Table of Contents and Synopsis:

Prologue: Metal Machine Music

Part 2: Songs From A Room

Chapter 1 – Bird on a Wire

Chapter 2 – Story of Isaac

Chapter 3 – A Bunch of Lonesome Heroes

Chapter 4 – The Partisan

Chapter 5 – Seems So Long Ago, Nancy

Chapter 6 – The Old Revolution

Chapter 7 – The Butcher

Chapter 8 – You Know Who I Am

Chapter 9 – Lady Midnight

Chapter 10 – Tonight Will Be Fine

Part 3: Trompe Le Monde

Chapter 1 – Trompe Le Monde

Chapter 2 – Planet of Sound

Chapter 3 – Alec Eiffel

Chapter 4 – The Sad Punk

Chapter 5 – Head On

Chapter 6 – U-Mass

Chapter 7 – Palace of the Brine

Chapter 8 – Letter to Memphis

Chapter 9 – Bird Dream of the Olympus Mons

Chapter 10 – Space (I Believe In)

Chapter 11 – Subbachultcha

Chapter 12 – Distance Equals Rate Times Time

Chapter 13 – Lovely Day

Chapter 14 – Motorway to Roswell

Chapter 15 – The Navajo Know

Part 4: Candy Apple Gray

Chapter 1 – Crystal

Chapter 2 – Don’t Want to Know If You Are Lonely

Chapter 3 – I Don’t Know For Sure

Chapter 4 – Sorry Somehow

Chapter 5 – Too Far Down

Chapter 6 – Hardly Getting Over It

Chapter 7 – Dead Set on Destruction

Chapter 8 – Eiffel Tower High

Chapter 9 – No Promises Have I made

Chapter 10 – All This I’ve Done For You

Part 5: Jerusalem

           Isaac Palmer, a Canadian drifter/backpacker, is in Australia when he wakes up next to a dead woman and a pile of money.  Panicking, he flees the scene and rushes to the airport and hops on a plane. Knowing the police will soon be on his trail, he chooses Japan as a country large enough to lay low in boards a plane. 

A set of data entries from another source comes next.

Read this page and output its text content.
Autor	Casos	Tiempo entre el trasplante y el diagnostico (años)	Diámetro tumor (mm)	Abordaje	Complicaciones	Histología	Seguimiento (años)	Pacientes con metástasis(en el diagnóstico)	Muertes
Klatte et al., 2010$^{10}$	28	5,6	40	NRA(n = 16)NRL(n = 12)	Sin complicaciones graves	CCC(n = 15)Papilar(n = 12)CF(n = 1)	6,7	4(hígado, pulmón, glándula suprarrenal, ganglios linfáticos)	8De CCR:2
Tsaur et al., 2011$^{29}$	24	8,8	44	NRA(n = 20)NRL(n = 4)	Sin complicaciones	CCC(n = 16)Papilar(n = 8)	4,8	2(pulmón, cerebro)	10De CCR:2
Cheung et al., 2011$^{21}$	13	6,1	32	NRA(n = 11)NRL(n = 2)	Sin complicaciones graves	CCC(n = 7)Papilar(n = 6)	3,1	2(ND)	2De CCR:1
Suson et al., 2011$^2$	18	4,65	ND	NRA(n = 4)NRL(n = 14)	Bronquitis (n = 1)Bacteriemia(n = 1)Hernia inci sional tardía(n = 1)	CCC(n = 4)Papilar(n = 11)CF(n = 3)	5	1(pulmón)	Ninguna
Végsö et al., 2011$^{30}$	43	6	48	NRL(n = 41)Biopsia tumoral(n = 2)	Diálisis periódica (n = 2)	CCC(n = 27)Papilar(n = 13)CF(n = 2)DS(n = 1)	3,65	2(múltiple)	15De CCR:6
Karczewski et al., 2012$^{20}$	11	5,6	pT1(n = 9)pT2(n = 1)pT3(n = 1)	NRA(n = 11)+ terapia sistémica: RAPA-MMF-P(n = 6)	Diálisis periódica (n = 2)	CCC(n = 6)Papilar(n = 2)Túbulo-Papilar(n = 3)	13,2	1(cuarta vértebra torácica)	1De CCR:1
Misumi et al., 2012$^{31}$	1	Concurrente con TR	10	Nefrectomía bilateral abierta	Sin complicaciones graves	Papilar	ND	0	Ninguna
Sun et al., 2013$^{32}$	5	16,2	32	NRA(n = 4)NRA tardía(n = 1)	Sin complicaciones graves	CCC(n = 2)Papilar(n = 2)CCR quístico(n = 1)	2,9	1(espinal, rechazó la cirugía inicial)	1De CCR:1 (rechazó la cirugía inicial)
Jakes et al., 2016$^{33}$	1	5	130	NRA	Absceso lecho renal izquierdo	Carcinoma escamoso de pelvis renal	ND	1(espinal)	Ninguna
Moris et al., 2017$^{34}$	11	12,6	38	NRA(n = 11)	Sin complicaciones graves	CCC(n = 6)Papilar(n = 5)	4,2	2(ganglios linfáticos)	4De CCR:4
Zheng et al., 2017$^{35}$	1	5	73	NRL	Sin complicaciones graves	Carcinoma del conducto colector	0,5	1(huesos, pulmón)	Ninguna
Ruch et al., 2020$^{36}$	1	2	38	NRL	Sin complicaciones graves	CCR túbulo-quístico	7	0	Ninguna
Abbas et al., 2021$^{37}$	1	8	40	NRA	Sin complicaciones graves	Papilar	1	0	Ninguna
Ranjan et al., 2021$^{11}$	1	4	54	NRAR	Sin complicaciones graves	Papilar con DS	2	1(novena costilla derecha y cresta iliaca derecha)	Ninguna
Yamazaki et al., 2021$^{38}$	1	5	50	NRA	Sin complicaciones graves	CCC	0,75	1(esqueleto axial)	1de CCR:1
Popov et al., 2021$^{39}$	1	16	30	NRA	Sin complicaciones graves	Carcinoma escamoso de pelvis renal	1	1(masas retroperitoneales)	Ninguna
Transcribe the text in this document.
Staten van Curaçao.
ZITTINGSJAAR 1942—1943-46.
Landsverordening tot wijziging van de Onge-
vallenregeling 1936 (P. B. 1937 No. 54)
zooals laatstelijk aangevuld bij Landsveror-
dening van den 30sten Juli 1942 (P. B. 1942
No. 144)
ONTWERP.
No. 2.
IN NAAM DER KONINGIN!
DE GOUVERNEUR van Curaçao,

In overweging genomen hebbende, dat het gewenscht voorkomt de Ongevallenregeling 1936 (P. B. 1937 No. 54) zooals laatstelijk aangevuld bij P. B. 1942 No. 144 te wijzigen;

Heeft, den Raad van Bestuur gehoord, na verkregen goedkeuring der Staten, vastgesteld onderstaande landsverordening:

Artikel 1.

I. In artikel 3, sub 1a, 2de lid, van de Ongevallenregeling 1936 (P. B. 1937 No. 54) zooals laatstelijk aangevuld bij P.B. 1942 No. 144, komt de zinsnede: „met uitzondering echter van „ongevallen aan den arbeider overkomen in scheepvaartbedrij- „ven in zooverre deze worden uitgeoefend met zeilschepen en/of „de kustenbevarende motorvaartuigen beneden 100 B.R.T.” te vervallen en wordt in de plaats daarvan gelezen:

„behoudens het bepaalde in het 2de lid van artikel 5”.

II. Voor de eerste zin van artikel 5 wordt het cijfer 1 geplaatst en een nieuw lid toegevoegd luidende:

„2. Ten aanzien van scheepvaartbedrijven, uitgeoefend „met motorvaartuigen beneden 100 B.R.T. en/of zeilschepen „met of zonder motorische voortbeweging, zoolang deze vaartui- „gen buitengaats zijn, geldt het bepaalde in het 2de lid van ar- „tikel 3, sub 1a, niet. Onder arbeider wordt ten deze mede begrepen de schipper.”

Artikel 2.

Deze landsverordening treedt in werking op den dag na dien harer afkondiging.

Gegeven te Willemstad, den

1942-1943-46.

Arriving in Tokyo where he doesn’t know a soul, he falls in with a group of college kids camped out in front of Tokyo Station. Rock ‘n’ roll groupies, they listen to CDs from vast music libraries by day and watch indie bands in live houses at night. After his first night out with his new friends, Palmer returns to their pad to find intruders have entered.  Fleeing the scene again, Palmer heads to Osaka.

Over a few uneventful but fear-fraught months, during which he picks up passable Japanese and finds work in a very small night club that hosts an endless supply of indie bands, Palmer relaxes enough to begin to reassemble his life and forms a band of his own. To hide his identity in public appearances, he plays with a mask on and gets his bandmates to do the same. He also experiences a broad cross-section of Japan’s vibrant indie band scene, and the book is peppered with descriptions of the bands and their live shows.

Palmer forms a relationship with a mysterious Japanese woman he nicknames Sheherezade. A budding rock star, he also enjoys a series of casual relationships, but is also haunted by images of the dead woman in Sydney.

Despite his many affairs, the one person he’s serious about turns out to be Sheherezade. When she finally disappears from his life mysterious things begin to happen, and he gets word of people he has slept with since arriving in Japan coming to horrible ends—is this a repetition of what happened in Australia?  Is he the one committing the murders? Why can’t he remember anything?

With his sanity fraying, there’s another disaster—fans have taken a picture of him unmasked and posted it to their fansite. He decides to break into their apartment and delete the material, but is discovered and in a blind rage destroys the apartment and its inhabitants. With his world now officially crumbled, he decides to resolve the situation; but this time instead of fleeing he sends a signal to his pursuers and is apprehended.

The final section of the book—told in a suggestive collection of dream-like fantasies—follows Palmer’s deprogramming from a period of heightened paranoid dementia through a series of surreal visions that hint that Isaac’s rich fantasy life has led him to believe that he is an assassin with Sheherezade as his minder; Isaac eventually recovers and is returned to his former life in the US Midwest where, in a daze, he is reunited with his wife and young son.